Il est une réflexion qui devrait servir de guide à ceux qui se mêlent des grands débats des hommes entre eux; c'est qu'ils doivent considérer leurs ennemis comme étant de leur nature: il y a malheureusement de l'homme jusque dans le scélérat, et l'on ne se sert jamais cependant de la connaissance de soi, pour s'aider à devenir un autre. On dit qu'il faut contraindre, humilier, punir, et l'on sait néanmoins que de pareils moyens ne produiraient dans notre âme qu'une exaspération irréparable; on voit ses ennemis comme une chose physique qu'on peut abattre, et soi-même comme un être moral que sa propre volonté seule doit diriger.

S'il est une passion destructive du bonheur et de l'existence des pays libres, c'est la vengeance; l'enthousiasme qu'inspire la liberté, l'ambition qu'elle excite, met les hommes dans un plus grand mouvement, fait naître plus d'occasions d'être opposés les uns aux autres. L'amour de la patrie l'emportait tellement chez les Romains sur toute autre passion, que les ennemis servaient ensemble, et d'un commun accord, les intérêts de la république. Si la vengeance n'est pas proscrite par l'esprit public dans une nation où chaque individu existe de toute sa force personnelle, où le despotisme ne comprimant point la masse, chaque homme a une valeur et une puissance particulières, les individus finiront par haïr tous les individus, et le lien de parti se rompant à mesure qu'un nouveau mouvement crée de nouvelles divisions, il n'y aura point d'homme qui n'ait, après un certain temps, des motifs pour détester successivement tout ce qu'il a connu dans sa vie.

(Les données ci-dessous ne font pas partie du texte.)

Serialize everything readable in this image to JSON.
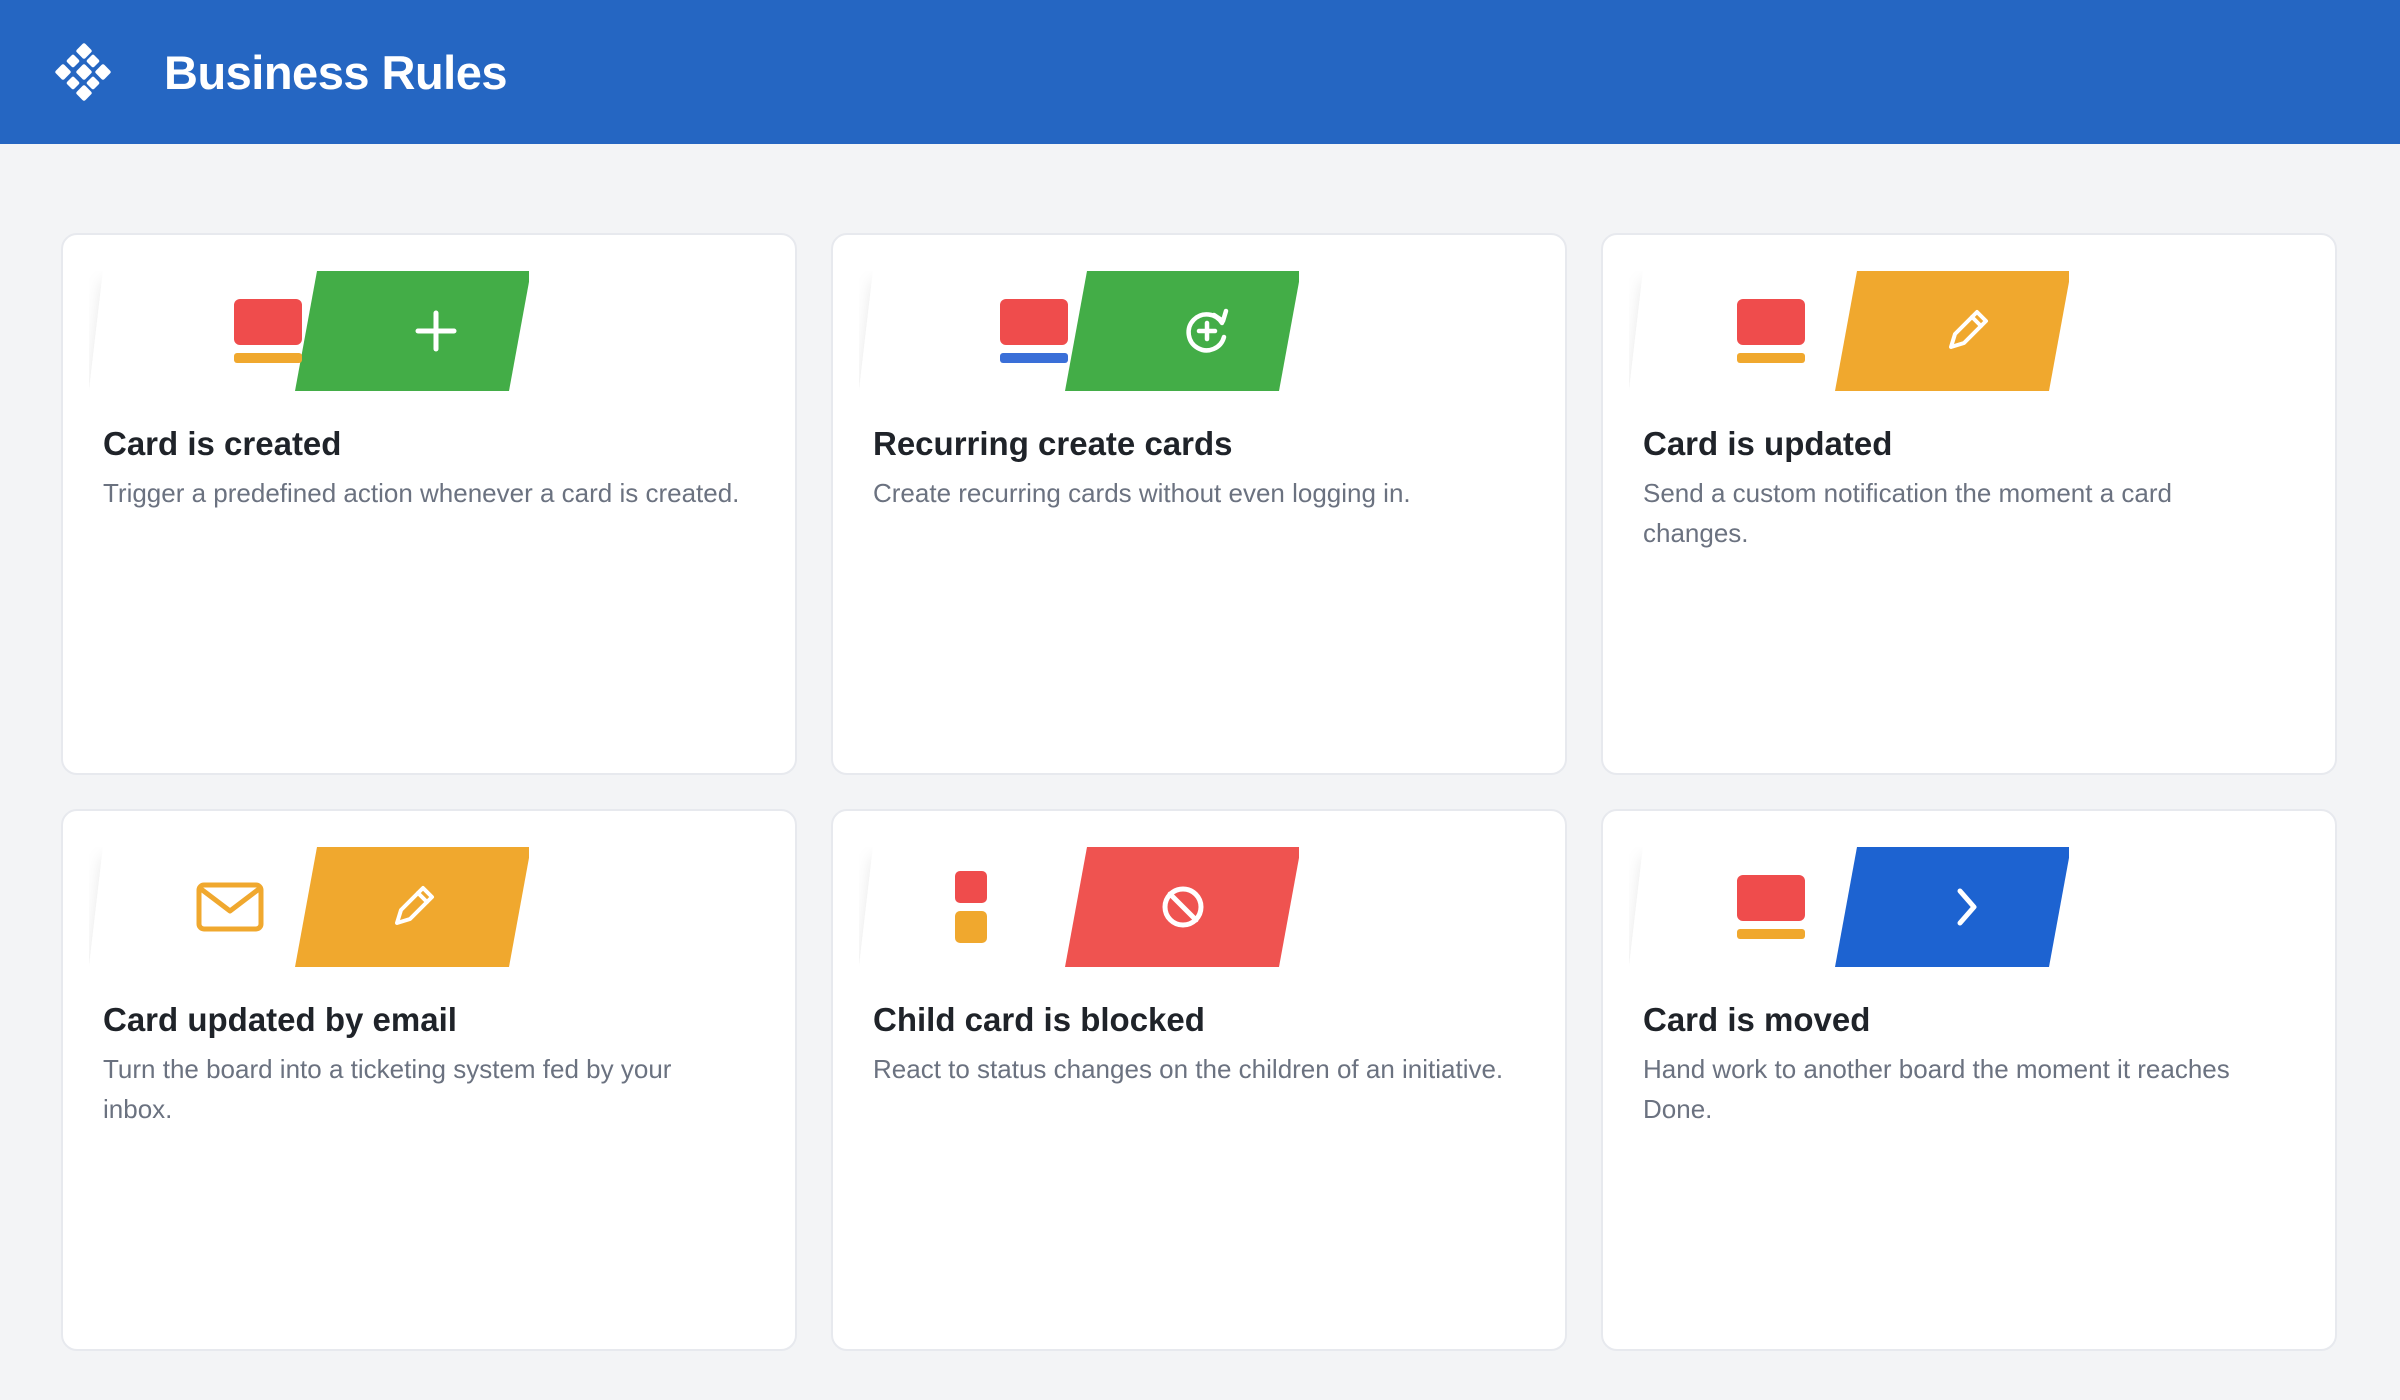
{
  "header": {
    "title": "Business Rules",
    "logo_icon": "diamond-grid-icon"
  },
  "colors": {
    "header_bg": "#2566c2",
    "green": "#43ad47",
    "amber": "#f0a82e",
    "red": "#ef5350",
    "blue": "#1d63d1",
    "card_icon_red": "#ef4c4c",
    "bar_amber": "#f0a82e",
    "bar_blue": "#3a6fd8"
  },
  "rules": [
    {
      "title": "Card is created",
      "description": "Trigger a predefined action whenever a card is created.",
      "left_icon": "card-amber-icon",
      "right_icon": "plus-icon",
      "accent": "green"
    },
    {
      "title": "Recurring create cards",
      "description": "Create recurring cards without even logging in.",
      "left_icon": "card-blue-icon",
      "right_icon": "recurring-add-icon",
      "accent": "green"
    },
    {
      "title": "Card is updated",
      "description": "Send a custom notification the moment a card changes.",
      "left_icon": "card-amber-icon",
      "right_icon": "pencil-icon",
      "accent": "amber"
    },
    {
      "title": "Card updated by email",
      "description": "Turn the board into a ticketing system fed by your inbox.",
      "left_icon": "envelope-icon",
      "right_icon": "pencil-icon",
      "accent": "amber"
    },
    {
      "title": "Child card is blocked",
      "description": "React to status changes on the children of an initiative.",
      "left_icon": "child-cards-icon",
      "right_icon": "blocked-icon",
      "accent": "red"
    },
    {
      "title": "Card is moved",
      "description": "Hand work to another board the moment it reaches Done.",
      "left_icon": "card-amber-icon",
      "right_icon": "chevron-right-icon",
      "accent": "blue"
    }
  ]
}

Certes, le plus bel exemple qui pût exister de renonciation à la vengeance, ce serait en France, si la haine cessait de renouveler les révolutions; si le nom français, par orgueil et par patriotisme, ralliait tous ceux qui ne sont pas assez criminels pour que le pardon même ne fût pas cru de leur propre coeur. Sans doute, ce serait un héroïque oubli; mais il est tellement nécessaire que, même en jugeant son étonnante difficulté, on a besoin de l'espérer encore. La France ne peut être sauvée que par ce moyen, et les partisans de la liberté, les amateurs des arts, les admirateurs du génie, les amis d'un beau ciel, d'une nature féconde, tout ce qui sait penser, tout ce qui a besoin de sentir, tout ce qui veut vivre, enfin, de la vie des idées ou des sensations fortes, implore à grands cris le salut de cette France.

CHAPITRE VII.

De l'esprit de parti.

Il faut avoir vécu contemporain d'une révolution religieuse ou politique, pour savoir quelle est la force de cette passion. Elle est la seule dont la puissance ne se démontre pas également dans tous les temps et dans tous les pays. Il faut qu'une fermentation, causée par des événements extraordinaires, développe ce sentiment, dont le germe existe toujours chez un grand nombre d'hommes, mais peut mourir avec eux sans qu'ils aient jamais eu l'occasion de le reconnaître.